In 2011, President Barack Obama conferred the Medal of Freedom on Russell, along with Congressmen John Lewis, businessman Warren Buffett, German Chancellor Angela Merkel and baseball player Stan Musial.

“Bill Russell, the man, is someone who supported the rights and dignity of all men,” Obama said at the ceremony. “He Marched with King; he was by Ali’s side. When a restaurant refused to serve Celtics players of color, he refused to play. He endured insults and hooliganism, but he focused on making the teammates he loved better players and made success possible for many who followed him.”

Russell said growing up in the segregated South and later in California, his parents taught him the calm and confidence that allowed him to ignore racist taunts.

Years later, people asked me what I had to overcome,” Russell said in 2008. “Unfortunately, or fortunately, I never went through anything. From the first moment I was alive, I had the notion that my mother and father loved me.” It was Russell’s mother who told her to ignore the comments of those who might see him playing in the yard.

“Whatever they said, good or bad, they don’t know you,” she recalled him saying. “They are fighting their own demons.”

But it was Jackie Robinson who gave Russell a map for dealing with racism in sports: “Jackie was a hero to us. He always behaved like a man. He showed me the way to be a man in professional sports.”

The feeling was mutual, Russell learned, when Robinson’s widow, Rachel, called him and asked him to be the pallbearer at her husband’s funeral in 1972.

He hung up the phone and I asked myself, ‘How do you get to be a hero to Jackie Robinson?'” Russell said. “I was honored.”

William Felton Russell was born on February 12, 1934, in Monroe, Louisiana. He was a child when his family moved to the West Coast, and he went to high school in Oakland, California, and then to the University of San Franciscco. He led the Dons to the NCAA championship in 1955 and 1956 and won the gold medal at the 1956 Olympics in Melbourne, Australia.

Red Auerbach, coach and general manager of the Celtics, coveted Russell so much that he worked to make possible a trade with the St. Louis Hawks for the second pick in the draft. He promised the No. 1 pick Rochester Royals a lucrative visit from the Ice Capades, also owned by Celtics owner Walter Brown.

Still, Russell arrived in Boston with complaints that he wasn’t good enough. “People said it was a waste of selection, wasted money,” he recalled. “They said ‘it’s not good. All he can do is block shots and rebound.’ And Red said ‘that’s enough.’”
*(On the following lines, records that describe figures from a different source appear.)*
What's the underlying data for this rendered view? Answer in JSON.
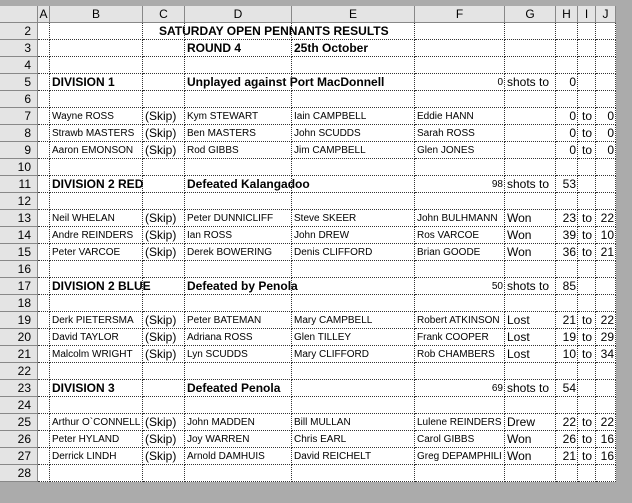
{
  "columns": [
    "A",
    "B",
    "C",
    "D",
    "E",
    "F",
    "G",
    "H",
    "I",
    "J"
  ],
  "rows": [
    {
      "n": 2,
      "cells": {
        "C": "SATURDAY OPEN PENNANTS RESULTS"
      }
    },
    {
      "n": 3,
      "cells": {
        "D": "ROUND 4",
        "E": "25th October"
      }
    },
    {
      "n": 4,
      "cells": {}
    },
    {
      "n": 5,
      "cells": {
        "B": "DIVISION 1",
        "D": "Unplayed against Port MacDonnell",
        "F": 0,
        "G": "shots to",
        "H": 0
      }
    },
    {
      "n": 6,
      "cells": {}
    },
    {
      "n": 7,
      "cells": {
        "B": "Wayne ROSS",
        "C": "(Skip)",
        "D": "Kym STEWART",
        "E": "Iain CAMPBELL",
        "F": "Eddie HANN",
        "H": 0,
        "I": "to",
        "J": 0
      }
    },
    {
      "n": 8,
      "cells": {
        "B": "Strawb MASTERS",
        "C": "(Skip)",
        "D": "Ben MASTERS",
        "E": "John SCUDDS",
        "F": "Sarah ROSS",
        "H": 0,
        "I": "to",
        "J": 0
      }
    },
    {
      "n": 9,
      "cells": {
        "B": "Aaron EMONSON",
        "C": "(Skip)",
        "D": "Rod GIBBS",
        "E": "Jim CAMPBELL",
        "F": "Glen JONES",
        "H": 0,
        "I": "to",
        "J": 0
      }
    },
    {
      "n": 10,
      "cells": {}
    },
    {
      "n": 11,
      "cells": {
        "B": "DIVISION 2 RED",
        "D": "Defeated Kalangadoo",
        "F": 98,
        "G": "shots to",
        "H": 53
      }
    },
    {
      "n": 12,
      "cells": {}
    },
    {
      "n": 13,
      "cells": {
        "B": "Neil WHELAN",
        "C": "(Skip)",
        "D": "Peter DUNNICLIFF",
        "E": "Steve SKEER",
        "F": "John BULHMANN",
        "G": "Won",
        "H": 23,
        "I": "to",
        "J": 22
      }
    },
    {
      "n": 14,
      "cells": {
        "B": "Andre REINDERS",
        "C": "(Skip)",
        "D": "Ian ROSS",
        "E": "John DREW",
        "F": "Ros VARCOE",
        "G": "Won",
        "H": 39,
        "I": "to",
        "J": 10
      }
    },
    {
      "n": 15,
      "cells": {
        "B": "Peter VARCOE",
        "C": "(Skip)",
        "D": "Derek BOWERING",
        "E": "Denis CLIFFORD",
        "F": "Brian GOODE",
        "G": "Won",
        "H": 36,
        "I": "to",
        "J": 21
      }
    },
    {
      "n": 16,
      "cells": {}
    },
    {
      "n": 17,
      "cells": {
        "B": "DIVISION 2 BLUE",
        "D": "Defeated by Penola",
        "F": 50,
        "G": "shots to",
        "H": 85
      }
    },
    {
      "n": 18,
      "cells": {}
    },
    {
      "n": 19,
      "cells": {
        "B": "Derk PIETERSMA",
        "C": "(Skip)",
        "D": "Peter BATEMAN",
        "E": "Mary CAMPBELL",
        "F": "Robert ATKINSON",
        "G": "Lost",
        "H": 21,
        "I": "to",
        "J": 22
      }
    },
    {
      "n": 20,
      "cells": {
        "B": "David TAYLOR",
        "C": "(Skip)",
        "D": "Adriana ROSS",
        "E": "Glen TILLEY",
        "F": "Frank COOPER",
        "G": "Lost",
        "H": 19,
        "I": "to",
        "J": 29
      }
    },
    {
      "n": 21,
      "cells": {
        "B": "Malcolm WRIGHT",
        "C": "(Skip)",
        "D": "Lyn SCUDDS",
        "E": "Mary CLIFFORD",
        "F": "Rob CHAMBERS",
        "G": "Lost",
        "H": 10,
        "I": "to",
        "J": 34
      }
    },
    {
      "n": 22,
      "cells": {}
    },
    {
      "n": 23,
      "cells": {
        "B": "DIVISION 3",
        "D": "Defeated Penola",
        "F": 69,
        "G": "shots to",
        "H": 54
      }
    },
    {
      "n": 24,
      "cells": {}
    },
    {
      "n": 25,
      "cells": {
        "B": "Arthur O`CONNELL",
        "C": "(Skip)",
        "D": "John MADDEN",
        "E": "Bill MULLAN",
        "F": "Lulene REINDERS",
        "G": "Drew",
        "H": 22,
        "I": "to",
        "J": 22
      }
    },
    {
      "n": 26,
      "cells": {
        "B": "Peter HYLAND",
        "C": "(Skip)",
        "D": "Joy WARREN",
        "E": "Chris EARL",
        "F": "Carol GIBBS",
        "G": "Won",
        "H": 26,
        "I": "to",
        "J": 16
      }
    },
    {
      "n": 27,
      "cells": {
        "B": "Derrick LINDH",
        "C": "(Skip)",
        "D": "Arnold DAMHUIS",
        "E": "David REICHELT",
        "F": "Greg DEPAMPHILI",
        "G": "Won",
        "H": 21,
        "I": "to",
        "J": 16
      }
    },
    {
      "n": 28,
      "cells": {}
    }
  ]
}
In 2009, the NBA Finals MVP trophy was named after him. Russell never won the laurel, as it was not until 1969 that it was first awarded. He was in charge of delivering the trophy for several years, the last time in 2019 to Kawhi Leonard. Russell could not be present in 2020 due to the NBA bubble and neither in 2021 due to COVID-19.

In 2013, the city of Boston unveiled a statue of Russell in City Hall Square.

Russell was inducted into the Hall of Fame in 1975 but did not attend the ceremony that should not have been the first African American to be elected. Chuck Cooper, the first black man to play in the NBA, was his pick.

In 2019, Russell accepted his Hall of Fame ring in a private ceremony.

“I feel like others before me deserved honor,” he tweeted. “Good to see progress.”

But for Michael Jordan, Russell was someone unique.

“Bill Russell was a trailblazer — as a player, as a champion, as the first black coach in the NBA and as an activist,” said the former Chicago Bulls star and current majority owner of the Charlotte Hornets. “He paved the way and established an example to every black player who came into the league after him, including me. The world lost a legend.”